Nissin Bowl Noodles: Hot & Spicy Beef

I'll star this post off with a quiz sort of question.  Does anyone know what this is?


Me neither, at least I'm not sure enough to say one way or another.  It's a piece of freeze-dried/dehydrated something from the vegetable packet from today's soup review.  I'm not often big on these mega-giant soup bowl ramen creations but seeing as how there are far too many steps usually between me and noodle-brick bliss, but I felt adventurous today, so I picked this up:



The packaging is bright and exciting.  Far too exciting for pre-fried noodles in a cardboard bowl with some packets of MSG and a few nuggets of freeze-dried vegetables.  Or is it?  My favorite aspect of said packaging is the portrait of the happy cow:


'Please enjoy the enclosed packet of me-flavored MSG'

Anyway, beyond the festive packaging there's a rather bleak layout of ingredients.  Bowl with dry noodles, MSG 'flavor' pack, veggie pack and what's this?  The SOUP BOOSTER?!??  Oh noes!?!111 Hot and spicy was one thing but now you're going to boost my soup with a mysterious black paste? I'm relieved to find that the soup should only be boosted once the other three ingredients, plus water, are brought boiling hot by a 3-minute stint in the microwave.  

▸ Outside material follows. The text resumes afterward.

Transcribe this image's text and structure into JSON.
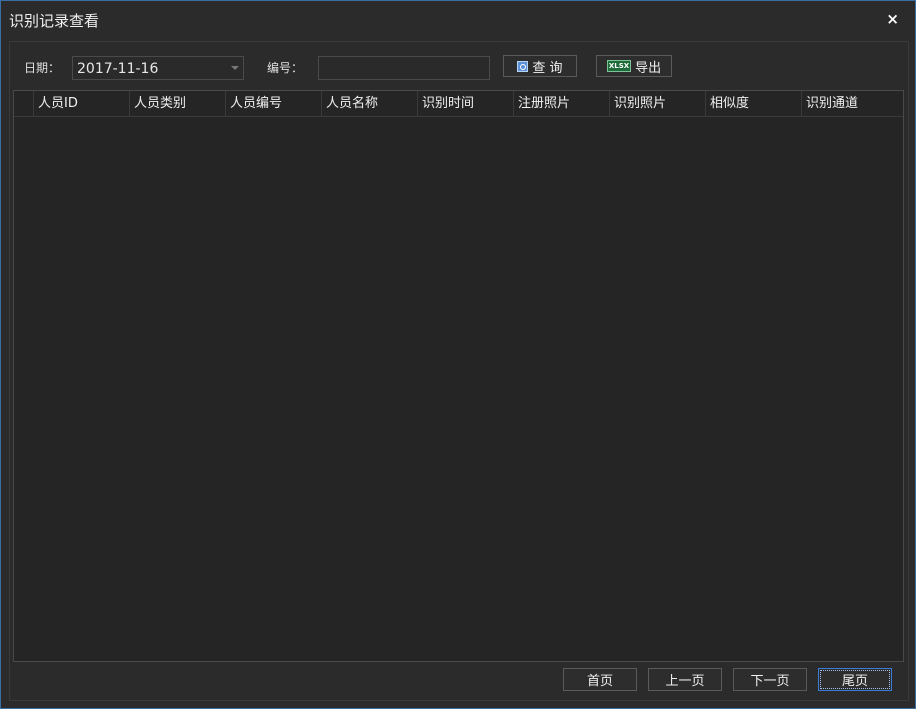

After the merry-go-microwave ride is over for these noodles, I prepare to boost the soup.  I was careful not to actually touch the soup booster in it's base form right out of its ez-tear pouch.  Here's how it looks plopped on top of the finished soup:


Sort of looks like a black-goo scorpion drowning in soup?

And now we stir....


Ahh, much better.  Though I do think one of the rehydrated veggies is trying to escape.  Anyway, it turns out that this soup is actually quite delicious, considering it's 80 cent price tag.  The heat is subtle at first, even seems nonexistant, however it's a slow creeping heat that will leave one's mouth burning pleasantly for a few minutes afterward.  I had no trouble finishing BOTH servings in this bowl.  That's right there's two servings, but oh well, I'm a guy who usually, again, eats both servings in a standard ramen brick. One this surprisingly absent from the soup is any real beef flavor.  But it does, in ramen's defense have the same bullion-ish taste that an average pack of beef flavored ramen noodles would have.  And finally, remember the mystery vegetable up top?  It may have been clearer to you than it was to me, but once it was watered, nuked and boosted, it turns out that's actually a little bit of green bean.  Wierd eh?